Sharon would like to be admitted to a hospice for care aimed solely at relieving symptoms. Will her insurance cover this and are there any limits to cover?
Hospice care is provided by the NHS and charitable institutions at no cost to the patient and many insurers would not therefore cover this.
Example 4 – Diabetes
Deidre has been with her healthcare insurer for two years when she develops symptoms that indicate she may have diabetes. Her GP refers to her to an endocrinology specialist who organises a series of investigations to confirm the diagnosis, and she then starts on oral medications to control the diabetes. After several months of regular consultations and some adjustments made to her medication regime, the specialist confirms the condition is now well controlled and the specialist explains he would like to see her every 4 months to review the condition.
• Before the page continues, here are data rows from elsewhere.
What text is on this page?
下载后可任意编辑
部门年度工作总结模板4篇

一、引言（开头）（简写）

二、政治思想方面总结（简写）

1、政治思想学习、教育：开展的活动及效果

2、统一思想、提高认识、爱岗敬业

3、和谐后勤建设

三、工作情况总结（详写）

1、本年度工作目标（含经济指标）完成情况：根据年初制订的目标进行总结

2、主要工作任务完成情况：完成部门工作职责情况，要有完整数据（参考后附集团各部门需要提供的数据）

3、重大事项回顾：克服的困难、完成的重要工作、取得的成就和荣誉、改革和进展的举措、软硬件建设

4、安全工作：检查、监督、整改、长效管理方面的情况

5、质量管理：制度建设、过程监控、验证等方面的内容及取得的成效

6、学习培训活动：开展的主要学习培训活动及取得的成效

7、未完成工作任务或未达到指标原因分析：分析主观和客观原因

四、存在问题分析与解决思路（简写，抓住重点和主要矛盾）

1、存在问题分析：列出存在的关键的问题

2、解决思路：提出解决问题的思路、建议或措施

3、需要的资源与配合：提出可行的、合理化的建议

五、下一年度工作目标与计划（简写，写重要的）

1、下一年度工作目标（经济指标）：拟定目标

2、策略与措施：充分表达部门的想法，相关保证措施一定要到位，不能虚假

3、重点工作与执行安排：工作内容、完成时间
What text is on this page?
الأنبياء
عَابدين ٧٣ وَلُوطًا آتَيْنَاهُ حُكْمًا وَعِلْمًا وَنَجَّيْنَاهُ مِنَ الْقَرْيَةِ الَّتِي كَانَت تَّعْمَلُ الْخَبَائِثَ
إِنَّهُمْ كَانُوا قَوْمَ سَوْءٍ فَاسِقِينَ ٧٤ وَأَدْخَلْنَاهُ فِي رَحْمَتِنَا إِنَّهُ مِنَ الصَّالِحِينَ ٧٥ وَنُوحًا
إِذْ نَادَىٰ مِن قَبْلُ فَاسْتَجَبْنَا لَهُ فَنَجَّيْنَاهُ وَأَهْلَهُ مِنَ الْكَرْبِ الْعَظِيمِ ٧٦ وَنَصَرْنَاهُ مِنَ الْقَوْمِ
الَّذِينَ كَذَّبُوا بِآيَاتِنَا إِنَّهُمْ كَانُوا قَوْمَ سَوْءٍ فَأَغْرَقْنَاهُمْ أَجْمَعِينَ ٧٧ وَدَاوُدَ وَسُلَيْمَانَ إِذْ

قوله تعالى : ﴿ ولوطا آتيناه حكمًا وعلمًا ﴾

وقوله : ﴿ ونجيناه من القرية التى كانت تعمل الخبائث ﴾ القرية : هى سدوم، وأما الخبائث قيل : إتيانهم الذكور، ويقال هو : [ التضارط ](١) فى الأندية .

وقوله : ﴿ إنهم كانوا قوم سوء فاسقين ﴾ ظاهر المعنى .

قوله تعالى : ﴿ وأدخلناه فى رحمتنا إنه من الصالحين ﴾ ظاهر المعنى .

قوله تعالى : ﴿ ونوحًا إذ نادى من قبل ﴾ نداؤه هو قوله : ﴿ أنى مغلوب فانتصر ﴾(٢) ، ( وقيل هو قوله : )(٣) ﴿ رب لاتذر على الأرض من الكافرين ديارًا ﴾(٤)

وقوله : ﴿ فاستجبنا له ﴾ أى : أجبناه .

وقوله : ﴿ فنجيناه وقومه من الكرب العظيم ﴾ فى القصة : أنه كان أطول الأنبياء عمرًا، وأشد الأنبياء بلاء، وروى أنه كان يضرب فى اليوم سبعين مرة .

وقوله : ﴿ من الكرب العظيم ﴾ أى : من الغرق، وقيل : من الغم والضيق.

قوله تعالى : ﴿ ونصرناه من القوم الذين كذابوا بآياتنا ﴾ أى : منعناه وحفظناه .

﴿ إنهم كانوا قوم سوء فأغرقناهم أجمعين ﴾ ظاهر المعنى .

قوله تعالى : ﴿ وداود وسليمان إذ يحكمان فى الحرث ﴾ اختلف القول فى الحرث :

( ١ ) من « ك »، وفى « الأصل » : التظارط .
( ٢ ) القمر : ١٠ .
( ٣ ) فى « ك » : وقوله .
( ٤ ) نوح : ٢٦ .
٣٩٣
Her insurers would explain that they cannot continue to provide benefit for the review consultations but, may agree to provide benefit for one more to allow Deidre the opportunity to discuss alternative arrangements for follow up.
One year later, Deidre’s diabetes becomes unstable and her GP arranges for her to go into hospital for treatment.
Her insurers may provide benefit for this admission and for a short period after her discharge.